Правда в том, что к человеку приходит понимание тогда, когда поздно.
Сириус бьет кулаками по столу, и очищающая боль проходит по рукам волной. Ему хочется сдохнуть, чтобы никогда не думать, насколько никчемен он был. Не уберег никого: ни брата, ни друга, ни самого себя.
На плечо ложится теплая ладонь Айрис, и Сириус откидывается назад, закрывает глаза, потому что стыдно, вжимается спиной в хрупкое тело. Айрис оплетает его шею тонкими руками и уютно кладет острый подбородок ему на макушку.
Хоть здесь он успел. Хоть с ней она сама не дала ошибиться. Заставила отринуть страх, не позволила отказаться от любви.
– Я видела этот медальон раньше, – задумчиво говорит она, и Сириус резко открывает глаза. Лицо Айрис подернуто дымкой воспоминаний, она смотрит сквозь записку, сморщив лоб. И вспоминает.
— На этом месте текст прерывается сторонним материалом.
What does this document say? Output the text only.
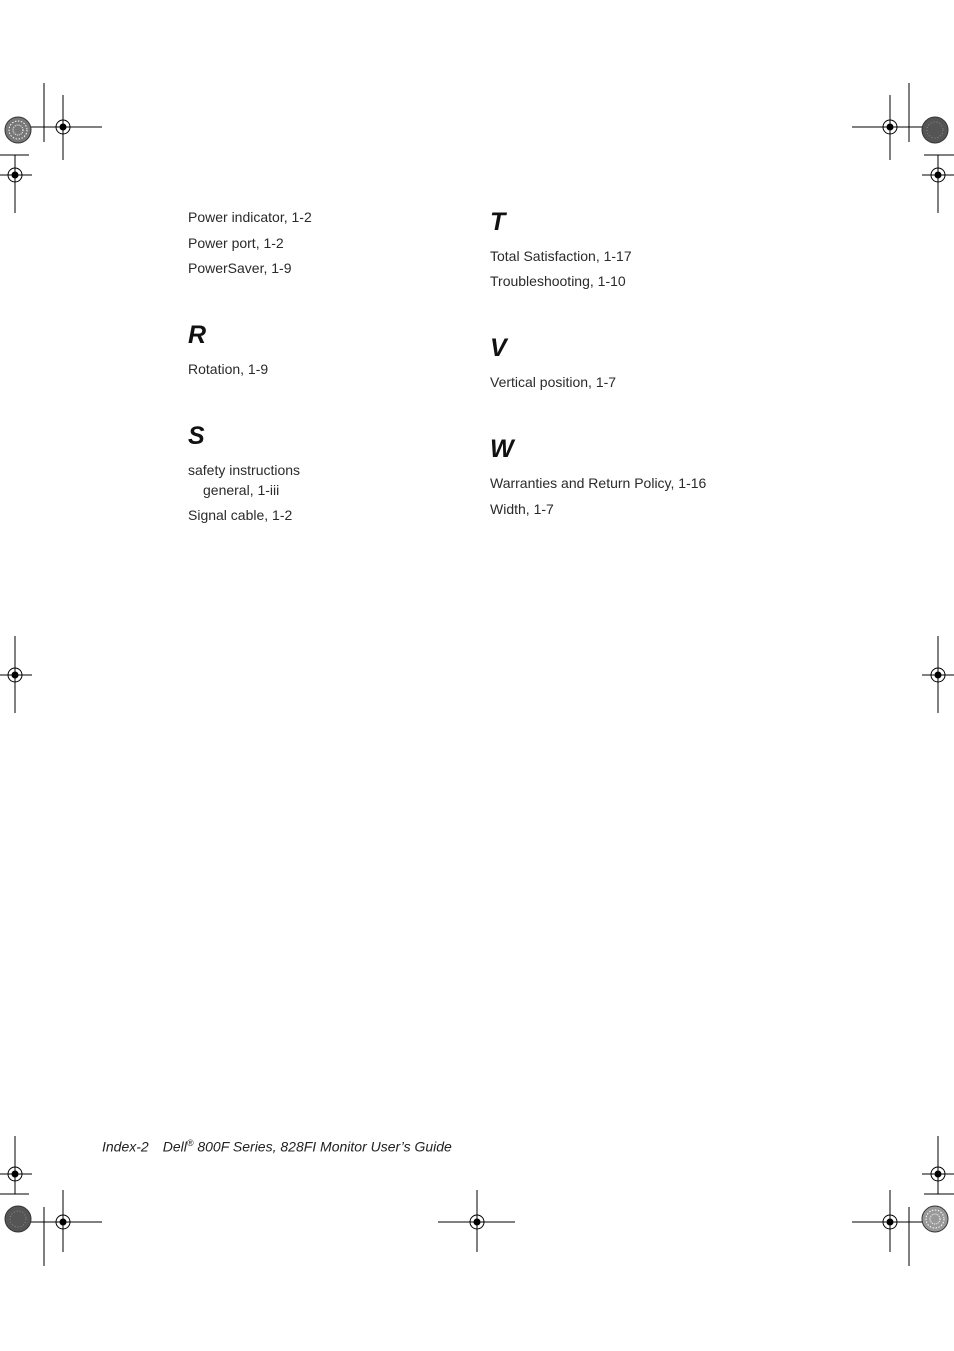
Power indicator, 1-2
Power port, 1-2
PowerSaver, 1-9
R
Rotation, 1-9
S
safety instructions
general, 1-iii
Signal cable, 1-2
T
Total Satisfaction, 1-17
Troubleshooting, 1-10
V
Vertical position, 1-7
W
Warranties and Return Policy, 1-16
Width, 1-7
Index-2 Dell® 800F Series, 828FI Monitor User’s Guide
Ее глаза озаренно распахиваются, рот приоткрывается.
– Он был здесь.
– Кто? – не понимает Сириус и прижимает к себе попытавшуюся отстраниться Айрис. Ловит ее за талию, рывком прижимает к себе. Ее поведение пугает.
– Медальон! – Айрис едва не подпрыгивает на месте, и возбужденно вцепляется в плечи Сириуса. – Я видела его здесь, в этом доме! Когда мы с тобой убирали гостиную! Я его еще открыть пыталась, у меня не вышло, и ты велел его выкинуть! Помнишь? Еще сказал, что если мне нравятся такие безделушки, ты мне подаришь нормальные украшения, а не украшенные змеями! Ну!
Сириус вспоминает: ярко, детально. Вот Айрис – худющая, в белой майке и свободных домашних штанах, – сидит по-турецки на ковре и пытается открыть серебряный медальон, потускневший от времени.
– А Гермиона говорила, серебро окисляется и чернеет, – ворчит она, и Сириус пожимает плечами.
– Чары. Наверняка работа гоблинов. Выкинь ты его, или нравится змей на шею вешать?..
Сириусу хочется проклясть себя. Но вместо этого он вскакивает на ноги и рявкает на весь дом:
– Кричер!
***
Сложное время. Эфемерная жизнь.
Сириус открывает глаза по утрам, смотрит на бег облаков за окном или на робкие касания солнечных лучей к стенам комнаты, прижимает к себе сонно сопящую Айрис и мысленно просит, чтобы и сегодня все было хорошо. Настолько, насколько это возможно.
Жизнь не заканчивается от страха перед неизвестностью.
Жизнь продолжается и, даже оборачиваясь тяжелым бременем, меняется к лучшему в мелочах.
Сириус проводит пальцами вдоль позвоночника Айрис, по обнаженной спине, и Айрис возится.
– Щекотно…
Кричер теперь носит медальон-фальшивку – подарок Айрис. Если бы Сириус только знал, что чокнутого домовика можно так задобрить…
А еще Сириус точно знает – если в жизни ему все-таки доведется стать отцом сына, он назовет его Регулусом (вот и конец клятве не продолжать бредовую традицию «звездных» имен). Его брат заслужил хотя бы такую память.
Жизнь продолжается. Похоронили Дамблдора, собрали остатки Ордена, насочиняли планов. Летом сыграли две свадьбы: старший сын Молли женился на своей вейле, а племянница наконец дожала Лунатика. Рон ушел из дома, чтобы не подставлять семью. Гермиона стерла память родителям и отправила их жить в Австралию.
Теперь оба живут на Гриммо. Сириус не против, Айрис рада.
– Дамблдор был уверен, что Волдеморт оставил хоркруксы в значимых для себя местах. Я считаю так же, – говорит Айрис в один из вечеров, когда все жильцы дома собираются на мозговой штурм.
– Это лишь предположение, – качает головой Гермиона. Перед ней кипа бумаг, исписанных мелким убористым почерком. Сириус видит со своего места, что половина написанного там зачеркнута. Гермиона определенно пыталась систематизировать всю имеющуюся у них информацию и прийти хоть к каким-то выводам.
– Я довольно неплохо понимаю его, – пожимает плечами Айрис, и от этого признания у Сириуса проходит по спине дрожь. – Он помешан на символизме, понимаешь? Семь как самое магически сильное число. Хэллоуин как лучшая ночь для ритуального убийства. Реликвии Основателей как вместилища его души – ведь его душа драгоценна, он не согласен на что-то менее ценное.
– Дневник и змея? – задумчиво вмешивается Рон.